The Food Almanac: April 5, 2011
In The Food Almanac, Tom Fitzmorris of the online newsletter, The New Orleans Menu notes food facts and sayings.
Legends of American Dining
Owen Edward Brennan was born today in 1910. He founded Brennan's in New Orleans, which expanded to become one of the most influential and successful family-owned restaurant groups. He was later joined in the business by his brother, sisters, and sons. What came out of that combination was a style of grand dining that dominated New Orleans for decades.
Legends in Winemaking
Today in 1994, André Tchelistcheff died, ending the most influential career in the history of California winemaking. Born in 1901 in Russia, Tchelistcheff worked in the French wine business before going to California as Prohibition ended. At Beaulieu Vineyards he pioneered methods of winemaking and wine marketing that made them what they are today. Tchelitscheff planted French grape varieties and blended wines in a French way, but used American oak barrels for aging. He also was the first to use cold fermentation, and developed methods for protecting vines from disease and frost. His laboratory and wine library was the most respected source of information about viticulture for decades. When you drink a Napa wine especially, you are benefiting from Tchelistcheff's legacy.
Legends in Seeds
W. Atlee Burpee, who founded the seed company that bears his name, was born today in 1858. His company sold seeds nationwide by mail order, and the varieties of plants whose seeds he sold became dominant just by that fact.
Legends in Dairy
Today in 1881, Edwing Houston and Elihu Thomson received a patent for a centrifuge that separated cream from raw milk. It made possible all those creamy soups and sauces we love so much. Cream — is practically a sauce unto itself — is a magic ingredient. So much so that restaurants overuse it, sometimes winding up with too many dishes that taste the same. When you find more than fifteen percent of a restaurant's non-dessert menu made with a substantial amount of cream, you are in a restaurant with a failure of imagination.
Eating Calendar
In honor of Owen Brennan — whose grand Breakfast at Brennan's redefined the upper limits of that meal — today is Fancy Poached Eggs Day. Most of the egg creations on Brennan's menu were French classics. It shortly became clear that the ones people liked most were poached eggs (which few restaurants offered in the 1940s) set atop some flavorful food (ham, crabmeat, creamed spinach), and covered with hollandaise. From that came the endless variations we find today in any restaurant that serves Sunday brunch. The restaurants love such dishes: few menu items carry as low a food cost percentage as do eggs.
Deft Dining Rule #168
If you want to see how good a breakfast chef is, ask for coddled or shirred eggs. If they make either without question, you have a winner.

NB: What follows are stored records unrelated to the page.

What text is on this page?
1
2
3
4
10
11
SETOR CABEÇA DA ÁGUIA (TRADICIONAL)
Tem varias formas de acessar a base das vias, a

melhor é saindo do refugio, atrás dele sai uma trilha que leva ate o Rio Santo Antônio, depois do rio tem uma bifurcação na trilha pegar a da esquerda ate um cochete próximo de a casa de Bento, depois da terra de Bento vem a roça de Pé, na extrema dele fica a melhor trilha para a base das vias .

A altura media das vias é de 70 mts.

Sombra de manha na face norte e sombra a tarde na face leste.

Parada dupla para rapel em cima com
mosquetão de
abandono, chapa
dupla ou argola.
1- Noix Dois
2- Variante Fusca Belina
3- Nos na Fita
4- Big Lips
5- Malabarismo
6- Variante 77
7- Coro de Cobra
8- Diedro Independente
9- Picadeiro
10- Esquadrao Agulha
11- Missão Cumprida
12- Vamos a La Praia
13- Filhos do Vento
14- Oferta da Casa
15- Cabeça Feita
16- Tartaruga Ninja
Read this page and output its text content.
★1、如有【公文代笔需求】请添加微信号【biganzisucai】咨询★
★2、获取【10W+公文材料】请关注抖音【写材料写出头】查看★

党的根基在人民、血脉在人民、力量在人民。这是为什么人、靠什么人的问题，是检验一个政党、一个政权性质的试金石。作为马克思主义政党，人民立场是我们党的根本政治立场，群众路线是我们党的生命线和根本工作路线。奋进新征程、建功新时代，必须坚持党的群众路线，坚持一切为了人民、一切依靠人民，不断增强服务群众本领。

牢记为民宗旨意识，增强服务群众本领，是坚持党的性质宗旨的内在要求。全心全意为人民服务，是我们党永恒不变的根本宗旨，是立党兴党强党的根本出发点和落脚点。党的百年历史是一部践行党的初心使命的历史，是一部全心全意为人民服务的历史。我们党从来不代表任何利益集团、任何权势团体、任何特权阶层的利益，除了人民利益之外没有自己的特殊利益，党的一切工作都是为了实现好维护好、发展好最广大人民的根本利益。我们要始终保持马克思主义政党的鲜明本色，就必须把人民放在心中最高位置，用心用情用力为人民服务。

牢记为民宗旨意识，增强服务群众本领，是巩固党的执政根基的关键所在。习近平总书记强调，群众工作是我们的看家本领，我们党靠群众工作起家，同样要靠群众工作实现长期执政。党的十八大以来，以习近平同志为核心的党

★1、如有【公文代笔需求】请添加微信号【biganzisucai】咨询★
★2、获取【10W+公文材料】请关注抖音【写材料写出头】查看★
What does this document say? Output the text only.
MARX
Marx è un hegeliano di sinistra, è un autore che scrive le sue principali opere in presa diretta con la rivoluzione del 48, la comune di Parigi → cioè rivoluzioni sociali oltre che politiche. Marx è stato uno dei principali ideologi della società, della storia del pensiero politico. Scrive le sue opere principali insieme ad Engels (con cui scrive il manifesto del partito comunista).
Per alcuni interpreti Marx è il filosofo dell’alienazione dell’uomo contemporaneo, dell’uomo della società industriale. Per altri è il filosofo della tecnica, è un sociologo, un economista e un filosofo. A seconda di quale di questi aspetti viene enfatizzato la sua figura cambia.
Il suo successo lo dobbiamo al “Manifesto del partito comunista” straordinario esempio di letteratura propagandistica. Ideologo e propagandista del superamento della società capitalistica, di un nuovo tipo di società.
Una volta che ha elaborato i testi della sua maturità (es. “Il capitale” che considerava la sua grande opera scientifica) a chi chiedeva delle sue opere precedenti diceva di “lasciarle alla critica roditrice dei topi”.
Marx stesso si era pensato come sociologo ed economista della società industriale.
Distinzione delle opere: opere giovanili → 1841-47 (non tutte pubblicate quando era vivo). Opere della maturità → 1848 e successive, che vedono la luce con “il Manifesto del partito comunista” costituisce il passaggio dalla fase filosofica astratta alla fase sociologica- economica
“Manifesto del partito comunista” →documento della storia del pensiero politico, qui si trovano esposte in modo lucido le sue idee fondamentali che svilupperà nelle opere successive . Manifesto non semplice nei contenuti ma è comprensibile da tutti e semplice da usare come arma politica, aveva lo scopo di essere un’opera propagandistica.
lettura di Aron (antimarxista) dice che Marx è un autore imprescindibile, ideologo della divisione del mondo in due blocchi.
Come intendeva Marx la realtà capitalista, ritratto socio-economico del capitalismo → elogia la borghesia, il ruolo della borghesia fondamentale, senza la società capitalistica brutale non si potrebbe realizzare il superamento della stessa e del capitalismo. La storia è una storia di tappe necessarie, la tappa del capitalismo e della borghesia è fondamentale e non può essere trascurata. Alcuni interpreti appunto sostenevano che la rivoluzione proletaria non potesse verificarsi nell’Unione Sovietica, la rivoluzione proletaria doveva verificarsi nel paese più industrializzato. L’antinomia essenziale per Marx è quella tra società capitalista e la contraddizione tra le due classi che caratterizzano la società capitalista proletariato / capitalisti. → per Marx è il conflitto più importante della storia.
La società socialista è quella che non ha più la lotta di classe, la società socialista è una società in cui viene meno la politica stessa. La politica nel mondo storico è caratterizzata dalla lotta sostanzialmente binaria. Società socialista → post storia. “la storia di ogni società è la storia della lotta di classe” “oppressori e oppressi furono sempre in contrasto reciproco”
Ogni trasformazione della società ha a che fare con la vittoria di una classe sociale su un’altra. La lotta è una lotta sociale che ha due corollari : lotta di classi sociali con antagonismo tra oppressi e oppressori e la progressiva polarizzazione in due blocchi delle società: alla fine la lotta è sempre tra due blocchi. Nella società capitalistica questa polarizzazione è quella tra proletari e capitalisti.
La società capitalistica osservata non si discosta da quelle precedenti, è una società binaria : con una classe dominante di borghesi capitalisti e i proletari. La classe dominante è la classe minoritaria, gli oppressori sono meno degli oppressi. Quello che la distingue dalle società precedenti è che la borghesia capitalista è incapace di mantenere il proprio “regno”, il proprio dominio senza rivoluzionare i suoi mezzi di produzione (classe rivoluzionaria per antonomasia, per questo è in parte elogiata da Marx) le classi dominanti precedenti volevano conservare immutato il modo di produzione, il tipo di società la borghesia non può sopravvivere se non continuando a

On this day in 1930, Mohandas Gandhi took a group of his followers to a salt flat and began collecting salt from the ground, in defiance of a British rule that all salt had to be bought from England. He was arrested immediately, but scored a moral victory.
Gourmet Geography
Salt Flat is a ghost town on the high plains of West Texas, with the towering Guadalupe Mountains in the northeast. It's well-named; lakes in the area dry up and leave salt deposits behind. A dispute as to who owned them led to a war among the settlers in the 1870s. The Texas Rangers were called in and settled it, but not until a dozen men had been killed. This is dramatic, wild desert country. And you can eat there, at the Salt Flat Cafe, about the only thing left in town.
Edible Dictionary
fleur de sel, French, n. — Literally, flower of salt. That is a good description of the salt crystals that form when the salt water off the coast of northern France — notably in Brittany — is evaporated. The crystals are made not only of salt, but also other minerals in the water. Sometimes a kind of pink algae that can live in brine is also present in the final product. All of these impurities add flavor complexity — and expense — to fleur de sel. You'd use it more to season food at the table than in recipes requiring a teaspoon of salt in a quart of water, say. It's ironic that the goal of saltmakers for millennia was to produce pure salt. Fleur de sel and other gourmet varieties of salt are distinguished by their impurities.
The Old Kitchen Sage Sez
Non-iodized table salt is the purest salt in the history of salt-making. I can't think of a reason not to use it.
Food Namesakes
Alberto "Cubby" Broccoli, the producer of the James Bond movies, was born today in 1909. Not only does he have a food name, but one of his ancestors actually created the vegetable by hybridizing cauliflower. Gregory Peck was born today in 1916. Daniel Bakeman was the last surviving soldier from the Revolutionary War when he died today in 1869. The Lord of the Satsuma Clan, which lived on the island of Kyushu in Japan, invaded Okinawa on this date in 1609.
Words to Eat By
"Without butter, without eggs, there is no reason to come to France." — Chef Paul Bocuse.
Words to Drink By
"Bad news isn't wine. It doesn't improve with age." — Colin Powell, former Secretary of State, born today in 1937.